Let that sink in: $160,000 in gifts. No strings attached, of course.

Then there was his office declining to investigate a charge of sexual assault at the Democratic Convention.

The hits kept on coming Tuesday with a jury taking about two hours to find Anthony Wright not guilty of rape and murder in a second trial that never should have been brought.

Wright, now 44, was convicted in  the 1991 rape and murder of Louise Talley, 77, in her Nicetown home.

Wright did sign a confession, which he later recanted, saying detectives scared him into signing. He was sentenced to life.

(At this point, I'll suggest, again, police video all confessions to avoid later charges of coercion, and to avoid actual coercion.  We want cops to wear cameras on patrol, why not in the interrogation room?)

Some years later, the Innocence Project took an interest in the case and wanted DNA testing.

The D.A.'s office reflexively refused, seemingly more interested in the conviction than in the truth, but lost in court.

The DNA testing showed physical evidence attached to a crackhead named Ronnie Byrd, but none to Wright.

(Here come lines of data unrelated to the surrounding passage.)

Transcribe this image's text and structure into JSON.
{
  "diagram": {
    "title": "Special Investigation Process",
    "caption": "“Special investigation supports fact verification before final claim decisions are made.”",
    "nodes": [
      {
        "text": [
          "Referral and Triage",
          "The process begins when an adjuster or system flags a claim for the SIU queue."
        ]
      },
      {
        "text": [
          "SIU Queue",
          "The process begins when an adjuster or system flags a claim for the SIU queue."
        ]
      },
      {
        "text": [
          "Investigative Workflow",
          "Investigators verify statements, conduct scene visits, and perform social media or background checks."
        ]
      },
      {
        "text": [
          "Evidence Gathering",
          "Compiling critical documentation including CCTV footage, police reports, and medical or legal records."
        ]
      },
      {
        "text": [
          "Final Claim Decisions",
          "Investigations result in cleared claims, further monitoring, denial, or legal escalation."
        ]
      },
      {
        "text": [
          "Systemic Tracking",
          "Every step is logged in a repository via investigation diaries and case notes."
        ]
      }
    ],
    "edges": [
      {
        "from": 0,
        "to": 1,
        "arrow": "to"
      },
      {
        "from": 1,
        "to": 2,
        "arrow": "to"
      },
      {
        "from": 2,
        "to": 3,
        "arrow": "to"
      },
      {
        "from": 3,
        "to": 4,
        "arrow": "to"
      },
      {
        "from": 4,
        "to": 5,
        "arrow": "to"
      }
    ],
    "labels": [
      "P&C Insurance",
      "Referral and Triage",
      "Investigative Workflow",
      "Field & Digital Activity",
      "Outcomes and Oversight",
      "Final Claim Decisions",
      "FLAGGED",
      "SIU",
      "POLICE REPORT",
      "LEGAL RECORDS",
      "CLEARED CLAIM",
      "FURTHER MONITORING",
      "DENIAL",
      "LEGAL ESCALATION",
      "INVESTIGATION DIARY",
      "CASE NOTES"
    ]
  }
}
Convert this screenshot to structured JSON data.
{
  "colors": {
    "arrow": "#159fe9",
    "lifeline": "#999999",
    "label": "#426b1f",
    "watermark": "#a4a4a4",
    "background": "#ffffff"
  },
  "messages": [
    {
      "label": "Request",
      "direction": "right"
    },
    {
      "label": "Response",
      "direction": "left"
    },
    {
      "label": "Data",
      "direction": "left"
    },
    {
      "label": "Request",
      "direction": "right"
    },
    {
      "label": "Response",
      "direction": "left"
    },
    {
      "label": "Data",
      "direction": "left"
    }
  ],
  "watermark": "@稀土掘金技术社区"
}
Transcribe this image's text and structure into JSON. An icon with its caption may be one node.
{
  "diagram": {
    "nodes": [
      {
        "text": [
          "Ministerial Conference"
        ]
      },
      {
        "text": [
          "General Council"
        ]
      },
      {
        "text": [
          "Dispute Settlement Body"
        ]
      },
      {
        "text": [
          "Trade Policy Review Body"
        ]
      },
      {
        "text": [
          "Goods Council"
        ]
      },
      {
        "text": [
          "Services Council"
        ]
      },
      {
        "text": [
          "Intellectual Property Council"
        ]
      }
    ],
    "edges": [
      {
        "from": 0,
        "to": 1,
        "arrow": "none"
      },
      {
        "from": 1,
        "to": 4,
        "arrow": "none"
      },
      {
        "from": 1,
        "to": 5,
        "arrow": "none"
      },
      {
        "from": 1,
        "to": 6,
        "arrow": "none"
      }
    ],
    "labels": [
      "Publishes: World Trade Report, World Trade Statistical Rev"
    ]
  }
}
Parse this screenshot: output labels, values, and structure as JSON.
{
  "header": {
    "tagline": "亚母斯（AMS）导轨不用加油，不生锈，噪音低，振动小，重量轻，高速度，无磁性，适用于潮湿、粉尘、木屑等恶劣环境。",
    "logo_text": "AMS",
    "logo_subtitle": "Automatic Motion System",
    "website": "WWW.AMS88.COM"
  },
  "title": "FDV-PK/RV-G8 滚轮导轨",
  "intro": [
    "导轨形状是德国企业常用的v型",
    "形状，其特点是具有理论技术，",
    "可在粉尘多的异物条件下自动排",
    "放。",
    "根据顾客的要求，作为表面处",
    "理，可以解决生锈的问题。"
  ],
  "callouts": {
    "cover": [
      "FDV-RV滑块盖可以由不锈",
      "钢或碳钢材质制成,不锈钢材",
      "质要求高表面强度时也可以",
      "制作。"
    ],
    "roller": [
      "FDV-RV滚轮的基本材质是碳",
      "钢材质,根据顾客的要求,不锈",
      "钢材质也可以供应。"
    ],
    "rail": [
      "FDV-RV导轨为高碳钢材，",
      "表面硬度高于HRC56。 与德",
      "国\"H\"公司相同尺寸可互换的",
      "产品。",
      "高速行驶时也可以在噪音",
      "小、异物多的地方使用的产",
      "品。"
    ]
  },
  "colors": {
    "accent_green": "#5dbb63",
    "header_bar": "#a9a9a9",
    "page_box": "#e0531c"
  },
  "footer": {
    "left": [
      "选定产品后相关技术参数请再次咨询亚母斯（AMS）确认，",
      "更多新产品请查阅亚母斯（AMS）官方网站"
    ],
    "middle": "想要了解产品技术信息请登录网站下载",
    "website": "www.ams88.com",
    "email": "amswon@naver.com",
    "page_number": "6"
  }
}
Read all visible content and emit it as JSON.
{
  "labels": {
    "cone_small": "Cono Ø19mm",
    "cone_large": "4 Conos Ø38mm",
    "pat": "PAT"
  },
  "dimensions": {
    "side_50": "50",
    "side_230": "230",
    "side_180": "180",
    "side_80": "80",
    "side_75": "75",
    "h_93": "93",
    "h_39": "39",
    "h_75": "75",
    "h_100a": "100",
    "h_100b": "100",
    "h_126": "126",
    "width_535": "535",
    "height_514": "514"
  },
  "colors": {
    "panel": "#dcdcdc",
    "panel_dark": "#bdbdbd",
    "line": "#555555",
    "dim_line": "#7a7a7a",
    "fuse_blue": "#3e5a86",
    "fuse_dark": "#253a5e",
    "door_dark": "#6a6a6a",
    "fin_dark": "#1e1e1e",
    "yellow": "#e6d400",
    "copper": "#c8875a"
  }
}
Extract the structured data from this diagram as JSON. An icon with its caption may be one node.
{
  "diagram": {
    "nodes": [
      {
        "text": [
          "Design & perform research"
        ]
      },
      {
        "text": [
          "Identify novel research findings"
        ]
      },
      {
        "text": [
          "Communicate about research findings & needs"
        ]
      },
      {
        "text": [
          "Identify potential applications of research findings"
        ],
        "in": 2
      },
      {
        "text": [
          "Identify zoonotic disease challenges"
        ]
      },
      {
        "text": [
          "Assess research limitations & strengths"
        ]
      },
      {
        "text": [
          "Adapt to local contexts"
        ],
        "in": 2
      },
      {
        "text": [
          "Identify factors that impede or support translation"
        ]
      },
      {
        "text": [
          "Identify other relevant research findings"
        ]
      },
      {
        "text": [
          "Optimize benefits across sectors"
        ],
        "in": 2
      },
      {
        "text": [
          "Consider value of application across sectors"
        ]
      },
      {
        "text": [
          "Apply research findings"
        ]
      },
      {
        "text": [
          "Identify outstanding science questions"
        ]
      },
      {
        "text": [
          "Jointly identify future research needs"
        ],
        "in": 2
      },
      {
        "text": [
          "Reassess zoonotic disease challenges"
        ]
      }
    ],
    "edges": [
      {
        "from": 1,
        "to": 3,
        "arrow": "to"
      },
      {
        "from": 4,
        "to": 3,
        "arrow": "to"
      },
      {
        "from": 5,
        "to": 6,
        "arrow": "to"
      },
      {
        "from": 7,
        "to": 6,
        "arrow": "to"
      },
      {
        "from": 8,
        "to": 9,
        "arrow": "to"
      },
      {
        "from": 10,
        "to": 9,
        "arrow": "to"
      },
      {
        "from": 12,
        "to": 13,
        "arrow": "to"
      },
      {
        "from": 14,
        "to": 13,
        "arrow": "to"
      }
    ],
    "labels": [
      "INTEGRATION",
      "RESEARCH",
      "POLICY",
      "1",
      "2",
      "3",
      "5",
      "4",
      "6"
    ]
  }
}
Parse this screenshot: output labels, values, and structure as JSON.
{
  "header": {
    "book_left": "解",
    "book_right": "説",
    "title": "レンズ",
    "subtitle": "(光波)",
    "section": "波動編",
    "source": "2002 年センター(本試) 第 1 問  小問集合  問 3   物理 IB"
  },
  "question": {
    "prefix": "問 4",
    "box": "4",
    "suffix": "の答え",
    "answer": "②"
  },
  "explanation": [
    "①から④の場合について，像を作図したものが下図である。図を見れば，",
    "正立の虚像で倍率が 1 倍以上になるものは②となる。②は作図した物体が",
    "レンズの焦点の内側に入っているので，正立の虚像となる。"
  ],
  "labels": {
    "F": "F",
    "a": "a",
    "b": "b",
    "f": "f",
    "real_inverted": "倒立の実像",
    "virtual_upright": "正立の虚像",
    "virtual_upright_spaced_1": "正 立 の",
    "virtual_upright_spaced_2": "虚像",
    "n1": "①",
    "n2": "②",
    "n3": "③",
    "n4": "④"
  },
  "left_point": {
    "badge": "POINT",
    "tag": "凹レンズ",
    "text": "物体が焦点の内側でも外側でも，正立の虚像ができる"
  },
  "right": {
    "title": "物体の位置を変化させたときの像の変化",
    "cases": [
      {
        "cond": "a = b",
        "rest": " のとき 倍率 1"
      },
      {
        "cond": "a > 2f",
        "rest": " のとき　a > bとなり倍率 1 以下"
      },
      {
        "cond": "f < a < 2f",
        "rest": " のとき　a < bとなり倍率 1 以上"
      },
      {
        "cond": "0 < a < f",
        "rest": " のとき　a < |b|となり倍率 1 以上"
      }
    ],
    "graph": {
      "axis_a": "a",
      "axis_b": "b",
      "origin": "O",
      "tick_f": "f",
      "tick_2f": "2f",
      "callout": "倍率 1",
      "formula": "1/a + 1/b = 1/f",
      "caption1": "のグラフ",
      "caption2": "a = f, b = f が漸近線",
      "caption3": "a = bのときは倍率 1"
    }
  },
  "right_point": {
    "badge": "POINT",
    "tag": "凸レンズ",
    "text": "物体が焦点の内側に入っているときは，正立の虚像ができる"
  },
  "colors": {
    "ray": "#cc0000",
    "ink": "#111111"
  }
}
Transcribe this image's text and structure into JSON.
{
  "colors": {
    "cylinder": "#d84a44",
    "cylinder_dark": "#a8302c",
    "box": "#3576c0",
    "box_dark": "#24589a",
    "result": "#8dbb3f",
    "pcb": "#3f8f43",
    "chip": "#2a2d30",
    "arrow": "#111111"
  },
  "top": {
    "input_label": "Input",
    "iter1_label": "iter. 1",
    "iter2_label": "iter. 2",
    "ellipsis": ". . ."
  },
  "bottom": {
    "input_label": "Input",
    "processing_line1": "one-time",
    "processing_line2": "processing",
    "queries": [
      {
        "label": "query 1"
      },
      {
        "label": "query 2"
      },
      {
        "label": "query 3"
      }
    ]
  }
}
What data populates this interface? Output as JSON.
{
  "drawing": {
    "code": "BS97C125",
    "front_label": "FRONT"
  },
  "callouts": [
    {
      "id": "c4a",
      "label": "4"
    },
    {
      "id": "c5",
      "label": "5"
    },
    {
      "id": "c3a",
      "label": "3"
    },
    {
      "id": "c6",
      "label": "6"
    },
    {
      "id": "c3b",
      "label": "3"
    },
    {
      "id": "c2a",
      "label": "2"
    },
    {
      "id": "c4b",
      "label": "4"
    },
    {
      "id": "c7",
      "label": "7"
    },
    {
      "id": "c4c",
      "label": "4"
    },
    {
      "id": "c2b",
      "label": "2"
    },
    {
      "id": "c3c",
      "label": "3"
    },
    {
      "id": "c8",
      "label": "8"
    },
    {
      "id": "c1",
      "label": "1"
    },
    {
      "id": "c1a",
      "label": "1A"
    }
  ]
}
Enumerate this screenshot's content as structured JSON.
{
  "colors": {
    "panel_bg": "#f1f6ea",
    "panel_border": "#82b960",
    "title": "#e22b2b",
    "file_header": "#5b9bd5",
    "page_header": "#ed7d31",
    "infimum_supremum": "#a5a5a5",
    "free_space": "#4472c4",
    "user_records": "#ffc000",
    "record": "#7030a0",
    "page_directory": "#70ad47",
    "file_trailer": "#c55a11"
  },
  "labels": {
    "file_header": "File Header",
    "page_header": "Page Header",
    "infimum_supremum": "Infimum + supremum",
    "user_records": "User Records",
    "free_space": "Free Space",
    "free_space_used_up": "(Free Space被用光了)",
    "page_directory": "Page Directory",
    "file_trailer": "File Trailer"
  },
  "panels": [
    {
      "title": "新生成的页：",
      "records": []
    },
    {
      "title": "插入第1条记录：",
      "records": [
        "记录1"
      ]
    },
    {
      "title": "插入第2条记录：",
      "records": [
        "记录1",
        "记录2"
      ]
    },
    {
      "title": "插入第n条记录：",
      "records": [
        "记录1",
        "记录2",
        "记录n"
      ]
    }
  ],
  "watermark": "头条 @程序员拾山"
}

To make the case work, prosecutors had to change tactics. After insisting Wright was the murderer, they now claimed he was an accomplice.

That was dodgy because the confession Wright signed (without having even reading, he said) never mentioned another person at the crime scene. In eight pages, he never once mentions a confederate.

In 2014, the courts vacated Wright's conviction and ordered a new trial.

The D.A. did not to have to try Wright again, but it did. And it lost, badly.

This brings me to Marcus Perez, whom I have written about before. He's serving life in Graterford because he was misled into what a guilty plea would mean. The sentencing judge, Theodore McKee, now chief judge of the U.S. Court of Appeals for the Third Circuit, told me that he told Perez he would not get life in prison if he took a plea bargain. The judge was wrong.

Perez took the plea bargain, but was sentenced to life. A clear case of judicial error.

"I was dead wrong," McKee told me.

There is a remedy. Perez can appeal, and he has.

But for him to get a new hearing, the D.A.'s office has to approve, or at least not object.

But each time the appeal comes up, the D.A. objects, once again seeming to be more interested in sustaining the deserved conviction -- but the wrong sentence -- than in justice.

It's never too late to do the right thing, D.A. Williams. Why don't you start doing the right thing to try to repair your tattered reputation?